Journal of Proteome Research, May 29, 2012 Over the past few years, mass spectrometry has emerged as a technology to complement and potentially replace standard immunoassays in routine clinical core laboratories. Application of mass spectrometry to protein and peptide measurement can provide advantages including high sensitivity, the ability to multiplex analytes, and high specificity at the amino acid sequence level. In our previous study, we demonstrated excellent reproducibility of mass spectrometry-selective reaction monitoring (MS-SRM) assays when applying standardized standard operating procedures (SOPs) to measure synthetic peptides in a complex sample, as lack of reproducibility has been a frequent criticism leveled at the use of mass spectrometers in the clinical laboratory compared to immunoassays. Furthermore, an important caveat of SRM-based assays for proteins is that many low-abundance analytes require some type of enrichment before detection with MS. This adds a level of complexity to the procedure and the potential for irreproducibility increases, especially across different laboratories with different operators. The purpose of this study was to test the interlaboratory reproducibility of SRM assays with various upfront enrichment strategies and different types of clinical samples (representing real-world body fluids commonly encountered in routine clinical laboratories). Three different, previously published enrichment strategies for low-abundance analytes and a no-enrichment strategy for high-abundance analytes were tested across four different laboratories using different liquid chromatography-SRM (LC-SRM) platforms and previously developed SOPs. The results demonstrated that these assays were indeed reproducible with coefficients of variation of less than 30% for the measurement of important clinical proteins across all four laboratories in real world samples.

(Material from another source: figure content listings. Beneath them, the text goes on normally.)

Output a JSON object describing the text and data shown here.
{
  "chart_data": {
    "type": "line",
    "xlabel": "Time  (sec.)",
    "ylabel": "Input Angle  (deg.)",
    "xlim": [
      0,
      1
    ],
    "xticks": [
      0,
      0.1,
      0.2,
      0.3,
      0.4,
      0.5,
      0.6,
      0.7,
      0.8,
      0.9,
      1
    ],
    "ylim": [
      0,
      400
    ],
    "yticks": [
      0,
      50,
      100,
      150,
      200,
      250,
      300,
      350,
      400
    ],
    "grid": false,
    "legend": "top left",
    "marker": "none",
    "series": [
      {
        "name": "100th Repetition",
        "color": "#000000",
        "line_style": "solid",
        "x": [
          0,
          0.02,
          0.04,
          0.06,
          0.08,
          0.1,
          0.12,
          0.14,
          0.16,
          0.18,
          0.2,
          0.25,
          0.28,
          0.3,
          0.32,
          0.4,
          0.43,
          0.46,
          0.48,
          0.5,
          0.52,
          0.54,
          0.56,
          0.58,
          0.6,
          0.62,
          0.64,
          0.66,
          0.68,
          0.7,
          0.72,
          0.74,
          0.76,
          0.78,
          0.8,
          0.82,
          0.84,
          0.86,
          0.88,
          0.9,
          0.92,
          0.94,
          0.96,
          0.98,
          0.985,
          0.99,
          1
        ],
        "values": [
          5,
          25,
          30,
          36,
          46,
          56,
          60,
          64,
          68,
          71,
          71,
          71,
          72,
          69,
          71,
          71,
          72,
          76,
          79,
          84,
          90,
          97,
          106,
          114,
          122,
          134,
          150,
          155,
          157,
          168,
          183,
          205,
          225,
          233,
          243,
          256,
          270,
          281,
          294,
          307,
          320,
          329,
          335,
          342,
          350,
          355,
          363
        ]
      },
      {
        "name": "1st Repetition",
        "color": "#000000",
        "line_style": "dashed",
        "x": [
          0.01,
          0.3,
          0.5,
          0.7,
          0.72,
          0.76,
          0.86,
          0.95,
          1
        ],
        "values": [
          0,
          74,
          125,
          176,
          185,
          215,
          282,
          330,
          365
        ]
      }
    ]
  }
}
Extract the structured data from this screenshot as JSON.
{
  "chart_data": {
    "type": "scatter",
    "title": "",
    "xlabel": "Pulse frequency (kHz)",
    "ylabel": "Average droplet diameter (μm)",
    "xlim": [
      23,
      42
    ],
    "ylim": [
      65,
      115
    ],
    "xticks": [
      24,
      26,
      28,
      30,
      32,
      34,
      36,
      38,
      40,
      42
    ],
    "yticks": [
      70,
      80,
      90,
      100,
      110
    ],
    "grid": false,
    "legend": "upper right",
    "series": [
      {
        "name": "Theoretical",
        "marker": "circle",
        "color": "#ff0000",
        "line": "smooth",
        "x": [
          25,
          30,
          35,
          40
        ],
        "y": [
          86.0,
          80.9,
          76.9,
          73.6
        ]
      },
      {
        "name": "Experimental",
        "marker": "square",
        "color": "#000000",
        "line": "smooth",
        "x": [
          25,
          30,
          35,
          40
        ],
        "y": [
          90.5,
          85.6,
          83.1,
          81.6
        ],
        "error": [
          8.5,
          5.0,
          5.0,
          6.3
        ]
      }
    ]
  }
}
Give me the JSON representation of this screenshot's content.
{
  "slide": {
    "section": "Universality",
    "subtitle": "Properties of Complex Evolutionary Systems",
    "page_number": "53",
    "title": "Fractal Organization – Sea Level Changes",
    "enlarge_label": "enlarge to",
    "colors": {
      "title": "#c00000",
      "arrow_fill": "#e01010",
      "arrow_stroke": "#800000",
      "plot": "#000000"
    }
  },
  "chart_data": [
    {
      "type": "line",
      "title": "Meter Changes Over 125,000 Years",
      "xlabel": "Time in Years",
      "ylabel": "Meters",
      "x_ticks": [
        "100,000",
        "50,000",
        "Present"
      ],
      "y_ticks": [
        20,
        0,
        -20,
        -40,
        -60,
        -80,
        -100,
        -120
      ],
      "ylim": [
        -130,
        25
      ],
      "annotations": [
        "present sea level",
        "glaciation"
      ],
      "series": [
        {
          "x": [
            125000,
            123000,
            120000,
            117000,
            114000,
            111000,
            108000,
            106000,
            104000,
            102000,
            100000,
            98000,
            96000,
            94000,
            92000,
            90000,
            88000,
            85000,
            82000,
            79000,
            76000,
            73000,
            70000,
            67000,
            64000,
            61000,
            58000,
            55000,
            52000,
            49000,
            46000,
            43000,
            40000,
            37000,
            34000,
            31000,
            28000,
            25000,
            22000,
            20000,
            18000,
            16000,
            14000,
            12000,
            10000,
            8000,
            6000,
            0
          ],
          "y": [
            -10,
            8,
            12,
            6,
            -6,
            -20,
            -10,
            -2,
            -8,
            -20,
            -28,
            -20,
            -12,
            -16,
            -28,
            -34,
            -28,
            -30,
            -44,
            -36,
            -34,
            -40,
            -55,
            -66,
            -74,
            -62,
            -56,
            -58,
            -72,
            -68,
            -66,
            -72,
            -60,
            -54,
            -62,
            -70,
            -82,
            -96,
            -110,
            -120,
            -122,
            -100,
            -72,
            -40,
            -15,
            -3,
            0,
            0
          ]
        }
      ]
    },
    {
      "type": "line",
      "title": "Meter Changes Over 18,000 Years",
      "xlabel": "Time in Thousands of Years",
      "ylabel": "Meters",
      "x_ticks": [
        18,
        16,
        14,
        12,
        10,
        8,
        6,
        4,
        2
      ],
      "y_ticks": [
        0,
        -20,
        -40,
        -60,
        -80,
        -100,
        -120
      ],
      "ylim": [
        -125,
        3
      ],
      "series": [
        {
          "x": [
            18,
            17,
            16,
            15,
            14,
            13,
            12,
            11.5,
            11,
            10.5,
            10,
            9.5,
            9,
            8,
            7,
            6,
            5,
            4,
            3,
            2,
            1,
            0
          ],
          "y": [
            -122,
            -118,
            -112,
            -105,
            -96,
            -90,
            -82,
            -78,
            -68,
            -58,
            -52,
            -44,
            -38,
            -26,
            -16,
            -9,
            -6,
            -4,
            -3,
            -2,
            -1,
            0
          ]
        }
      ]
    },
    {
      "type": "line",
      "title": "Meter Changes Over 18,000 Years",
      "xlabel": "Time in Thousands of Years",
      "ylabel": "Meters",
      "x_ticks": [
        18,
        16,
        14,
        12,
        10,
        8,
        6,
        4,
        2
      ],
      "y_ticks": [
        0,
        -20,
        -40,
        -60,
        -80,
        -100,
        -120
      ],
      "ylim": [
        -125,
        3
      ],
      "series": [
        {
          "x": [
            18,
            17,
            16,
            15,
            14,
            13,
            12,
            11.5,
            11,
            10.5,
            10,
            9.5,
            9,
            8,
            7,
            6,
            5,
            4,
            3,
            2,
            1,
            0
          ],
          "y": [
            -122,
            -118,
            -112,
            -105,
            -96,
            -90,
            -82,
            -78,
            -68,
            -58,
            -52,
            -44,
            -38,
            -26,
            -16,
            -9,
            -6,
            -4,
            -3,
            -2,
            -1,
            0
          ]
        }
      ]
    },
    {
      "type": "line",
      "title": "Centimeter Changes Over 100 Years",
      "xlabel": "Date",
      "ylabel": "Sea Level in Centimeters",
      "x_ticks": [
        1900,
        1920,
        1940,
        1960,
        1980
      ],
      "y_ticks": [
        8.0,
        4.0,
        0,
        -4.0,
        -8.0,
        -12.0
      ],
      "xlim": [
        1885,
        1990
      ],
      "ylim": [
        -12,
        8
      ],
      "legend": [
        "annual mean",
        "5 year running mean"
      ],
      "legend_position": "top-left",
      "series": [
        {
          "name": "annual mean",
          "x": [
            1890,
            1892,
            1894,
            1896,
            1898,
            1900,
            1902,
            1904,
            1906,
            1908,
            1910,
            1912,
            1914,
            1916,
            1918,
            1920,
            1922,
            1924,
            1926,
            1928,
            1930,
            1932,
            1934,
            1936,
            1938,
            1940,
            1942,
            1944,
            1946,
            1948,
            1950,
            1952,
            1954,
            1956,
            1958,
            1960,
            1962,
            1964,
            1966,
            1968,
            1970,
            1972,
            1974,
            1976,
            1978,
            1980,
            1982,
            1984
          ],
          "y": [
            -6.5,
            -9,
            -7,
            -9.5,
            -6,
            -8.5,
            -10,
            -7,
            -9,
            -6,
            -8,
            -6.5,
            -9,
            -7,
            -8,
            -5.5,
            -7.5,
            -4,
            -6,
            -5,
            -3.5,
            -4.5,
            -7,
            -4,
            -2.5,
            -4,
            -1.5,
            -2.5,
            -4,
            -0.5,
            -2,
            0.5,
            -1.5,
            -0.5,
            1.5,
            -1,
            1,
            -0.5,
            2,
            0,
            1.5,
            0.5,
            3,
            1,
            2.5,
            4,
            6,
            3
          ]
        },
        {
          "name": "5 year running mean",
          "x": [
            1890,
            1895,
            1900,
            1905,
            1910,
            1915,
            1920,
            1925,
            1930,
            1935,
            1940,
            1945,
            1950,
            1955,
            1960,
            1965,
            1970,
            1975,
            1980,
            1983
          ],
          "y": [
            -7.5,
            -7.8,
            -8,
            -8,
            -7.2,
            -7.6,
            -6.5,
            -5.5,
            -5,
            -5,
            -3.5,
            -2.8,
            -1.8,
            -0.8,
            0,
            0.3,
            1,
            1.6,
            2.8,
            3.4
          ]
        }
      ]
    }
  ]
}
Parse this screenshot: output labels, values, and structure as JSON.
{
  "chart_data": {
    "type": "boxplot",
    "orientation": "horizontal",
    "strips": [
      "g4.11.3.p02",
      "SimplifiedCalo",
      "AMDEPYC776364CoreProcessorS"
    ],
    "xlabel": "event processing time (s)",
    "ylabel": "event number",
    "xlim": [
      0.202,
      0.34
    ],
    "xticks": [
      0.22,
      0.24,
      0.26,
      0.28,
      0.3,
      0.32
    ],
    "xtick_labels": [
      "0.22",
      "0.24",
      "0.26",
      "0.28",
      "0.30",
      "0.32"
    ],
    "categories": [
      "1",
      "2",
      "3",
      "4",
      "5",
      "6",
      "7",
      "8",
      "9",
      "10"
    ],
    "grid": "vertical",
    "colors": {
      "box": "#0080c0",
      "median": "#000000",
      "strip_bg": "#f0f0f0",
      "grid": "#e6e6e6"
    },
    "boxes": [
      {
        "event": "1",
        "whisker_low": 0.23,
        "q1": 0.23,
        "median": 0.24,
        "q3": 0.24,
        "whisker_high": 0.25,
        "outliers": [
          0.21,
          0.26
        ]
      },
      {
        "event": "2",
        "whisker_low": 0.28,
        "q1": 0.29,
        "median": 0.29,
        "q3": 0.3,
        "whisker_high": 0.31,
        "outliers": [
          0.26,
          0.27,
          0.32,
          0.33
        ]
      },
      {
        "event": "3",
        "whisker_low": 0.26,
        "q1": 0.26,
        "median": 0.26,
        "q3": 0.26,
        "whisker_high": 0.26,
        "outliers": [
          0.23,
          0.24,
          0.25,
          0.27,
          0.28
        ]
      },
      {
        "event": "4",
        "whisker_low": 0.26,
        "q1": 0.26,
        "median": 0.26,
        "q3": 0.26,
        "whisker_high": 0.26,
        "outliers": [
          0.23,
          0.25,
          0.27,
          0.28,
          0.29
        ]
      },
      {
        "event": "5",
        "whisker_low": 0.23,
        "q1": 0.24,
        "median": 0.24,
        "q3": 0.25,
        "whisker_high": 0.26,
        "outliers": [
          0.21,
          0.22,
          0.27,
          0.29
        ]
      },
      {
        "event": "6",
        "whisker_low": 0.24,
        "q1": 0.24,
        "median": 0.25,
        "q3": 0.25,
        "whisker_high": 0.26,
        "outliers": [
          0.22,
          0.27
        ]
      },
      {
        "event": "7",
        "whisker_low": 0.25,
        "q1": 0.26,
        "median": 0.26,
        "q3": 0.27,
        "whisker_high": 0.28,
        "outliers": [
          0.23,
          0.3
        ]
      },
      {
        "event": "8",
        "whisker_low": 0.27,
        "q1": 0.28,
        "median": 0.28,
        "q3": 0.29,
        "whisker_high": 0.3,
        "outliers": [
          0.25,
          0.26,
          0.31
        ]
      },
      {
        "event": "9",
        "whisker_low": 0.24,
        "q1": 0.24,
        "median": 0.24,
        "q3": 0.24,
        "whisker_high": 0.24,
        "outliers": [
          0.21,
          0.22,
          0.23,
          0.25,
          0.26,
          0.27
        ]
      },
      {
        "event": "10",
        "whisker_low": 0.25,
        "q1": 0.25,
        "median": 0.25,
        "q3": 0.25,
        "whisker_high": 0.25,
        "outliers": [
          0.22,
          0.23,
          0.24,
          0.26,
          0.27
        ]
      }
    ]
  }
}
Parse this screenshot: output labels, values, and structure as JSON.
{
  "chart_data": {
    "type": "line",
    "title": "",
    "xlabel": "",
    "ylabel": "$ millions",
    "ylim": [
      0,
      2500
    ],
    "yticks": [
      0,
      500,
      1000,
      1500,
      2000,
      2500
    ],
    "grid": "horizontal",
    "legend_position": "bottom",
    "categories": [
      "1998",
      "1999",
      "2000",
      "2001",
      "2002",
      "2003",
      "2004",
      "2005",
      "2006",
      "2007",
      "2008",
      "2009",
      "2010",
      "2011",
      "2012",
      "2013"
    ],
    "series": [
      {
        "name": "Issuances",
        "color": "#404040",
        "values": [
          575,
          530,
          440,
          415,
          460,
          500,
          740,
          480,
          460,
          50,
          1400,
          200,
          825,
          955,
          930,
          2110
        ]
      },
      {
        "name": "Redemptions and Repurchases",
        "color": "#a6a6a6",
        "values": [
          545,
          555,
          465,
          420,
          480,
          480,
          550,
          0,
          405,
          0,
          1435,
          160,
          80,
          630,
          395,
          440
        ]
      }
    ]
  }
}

Journal of The American Chemical Society, 2011 Multifunctional Core-Shell Nanoparticles: Discovery of Previously Invisible Biomarkers Many low-abundance biomarkers for early detection of cancer and other diseases are invisible to mass spectrometry because they exist in body fluids in very low concentrations, are masked by high-abundance proteins such as albumin and immunoglobulins, and are very labile. To overcome these barriers, we created porous, buoyant, core–shell hydrogel nanoparticles containing novel high affinity reactive chemical baits for protein and peptide harvesting, concentration, and preservation in body fluids. Poly(N-isopropylacrylamide-co-acrylic acid) nanoparticles were functionalized with amino-containing dyes via zero-length cross-linking amidation reactions. Nanoparticles functionalized in the core with 17 different (12 chemically novel) molecular baits showed preferential high affinities (KD < 10–11 M) for specific low-abundance protein analytes. A poly(N-isopropylacrylamide-co-vinylsulfonic acid) shell was added to the core particles. This shell chemistry selectively prevented unwanted entry of all size peptides derived from albumin without hindering the penetration of non-albumin small proteins and peptides. Proteins and peptides entered the core to be captured with high affinity by baits immobilized in the core. Nanoparticles effectively protected interleukin-6 from enzymatic degradation in sweat and increased the effective detection sensitivity of human growth hormone in human urine using multiple reaction monitoring analysis. Used in whole blood as a one-step, in-solution preprocessing step, the nanoparticles greatly enriched the concentration of low-molecular weight proteins and peptides while excluding albumin and other proteins above 30 kDa; this achieved a 10,000-fold effective amplification of the analyte concentration, enabling mass spectrometry (MS) discovery of candidate biomarkers that were previously undetectable.